Nyheim Toney, 29, died Monday after being stabbed multiple times at Bibb Correctional Facility in Brent, Alabama.
He is at least the second person stabbed to death in an Alabama prison this month alone. Mitchell Cosby, 41, died on June 15 after he was stabbed at Donaldson Correctional Facility near Birmingham.
The Alabama Department of Corrections told The Montgomery Advertiser that Mr. Toney was taken from the prison medical unit to DCH Regional Medical Center in Tuscaloosa, and then airlifted to UAB Hospital, where he was pronounced dead.
At least 10 people have been killed in Alabama prisons in the first half of this year.
And that may be an undercount. ADOC has underreported the number of homicides—misclassifying or failing to report killings even to federal investigators.

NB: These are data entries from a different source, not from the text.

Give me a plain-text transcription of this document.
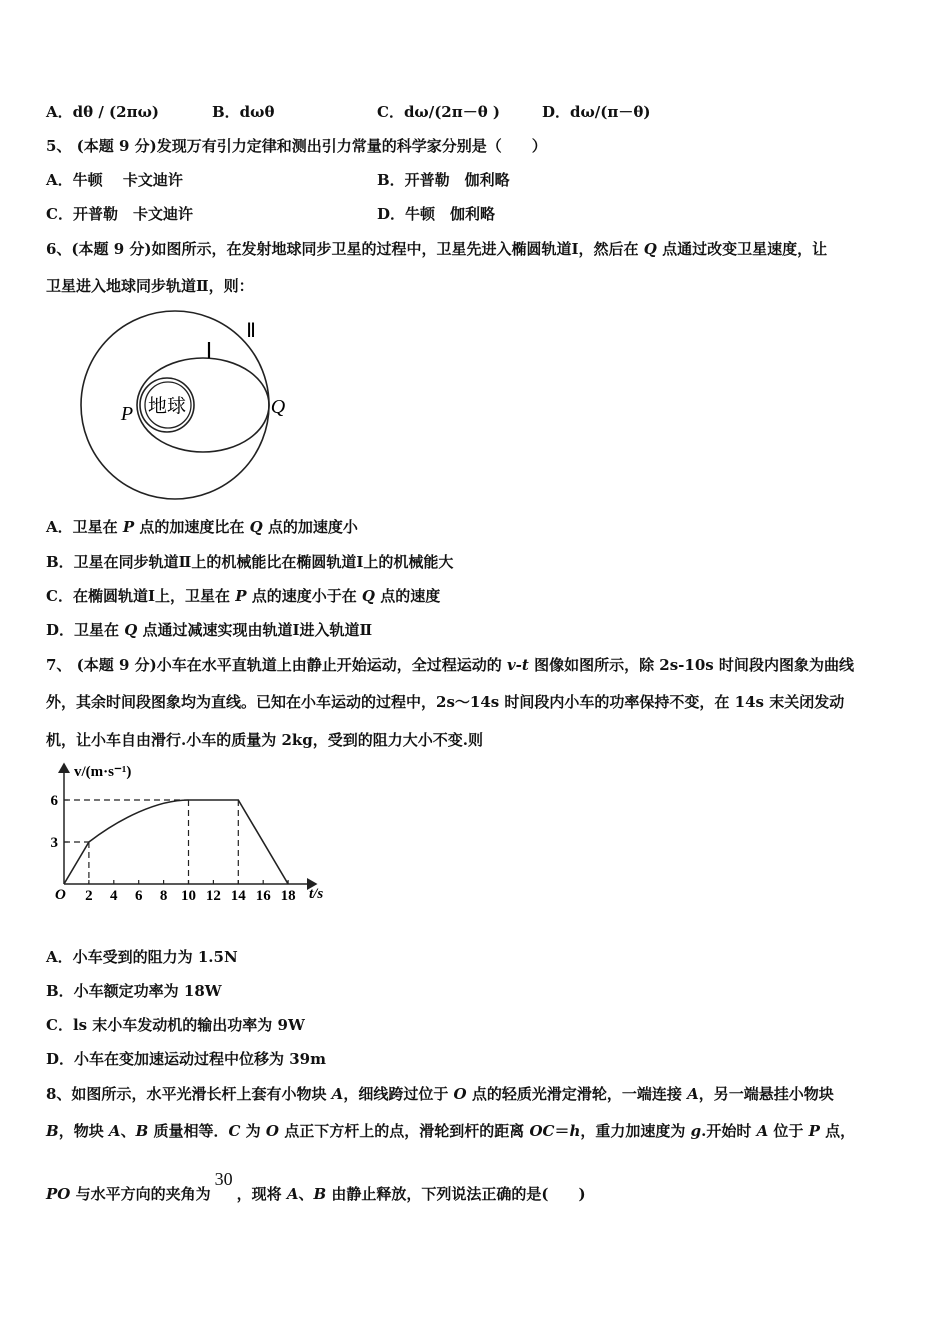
A．dθ / (2πω)	B．dωθ	C．dω/(2π－θ )	D．dω/(π－θ)
5、 (本题 9 分)发现万有引力定律和测出引力常量的科学家分别是（　　）
A．牛顿　 卡文迪许	B．开普勒　伽利略
C．开普勒　卡文迪许	D．牛顿　伽利略
6、(本题 9 分)如图所示，在发射地球同步卫星的过程中，卫星先进入椭圆轨道Ⅰ，然后在 Q 点通过改变卫星速度，让
卫星进入地球同步轨道Ⅱ，则：
地球
Ⅰ
Ⅱ
P	Q
A．卫星在 P 点的加速度比在 Q 点的加速度小
B．卫星在同步轨道Ⅱ上的机械能比在椭圆轨道Ⅰ上的机械能大
C．在椭圆轨道Ⅰ上，卫星在 P 点的速度小于在 Q 点的速度
D．卫星在 Q 点通过减速实现由轨道Ⅰ进入轨道Ⅱ
7、 (本题 9 分)小车在水平直轨道上由静止开始运动，全过程运动的 v-t 图像如图所示，除 2s-10s 时间段内图象为曲线
外，其余时间段图象均为直线。已知在小车运动的过程中，2s～14s 时间段内小车的功率保持不变，在 14s 末关闭发动
机，让小车自由滑行.小车的质量为 2kg，受到的阻力大小不变.则
v/(m·s⁻¹)
t/s
O 2 4 6 8 10 12 14 16 18
3
6
A．小车受到的阻力为 1.5N
B．小车额定功率为 18W
C．ls 末小车发动机的输出功率为 9W
D．小车在变加速运动过程中位移为 39m
8、如图所示，水平光滑长杆上套有小物块 A，细线跨过位于 O 点的轻质光滑定滑轮，一端连接 A，另一端悬挂小物块
B，物块 A、B 质量相等．C 为 O 点正下方杆上的点，滑轮到杆的距离 OC＝h，重力加速度为 g.开始时 A 位于 P 点，
PO 与水平方向的夹角为30，现将 A、B 由静止释放，下列说法正确的是(　　)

Years after the Justice Department put state officials on notice that Alabama’s prison system violates constitutional requirements, ADOC has failed to effectively address the overcrowding, understaffing, and other factors underlying its “systemic failure” to protect people in its custody from violence and sexual abuse.
Regular reports of extraordinary violence, loss of life, and traumatizing conditions have yielded few announcements about any effort to address the current crisis. The State has spent millions of dollars fighting lawsuits brought by victims of violence in the state’s prisons—and by federal prosecutors who sued ADOC in December 2020.
At least 21 people have been killed in Alabama’s prisons in the roughly 18 months since the lawsuit was filed. But state officials’ indifference to the crisis of violence in Alabama’s prisons persists, leading federal prosecutors to conclude that Alabama officials will not protect incarcerated people unless a court forces them to do so.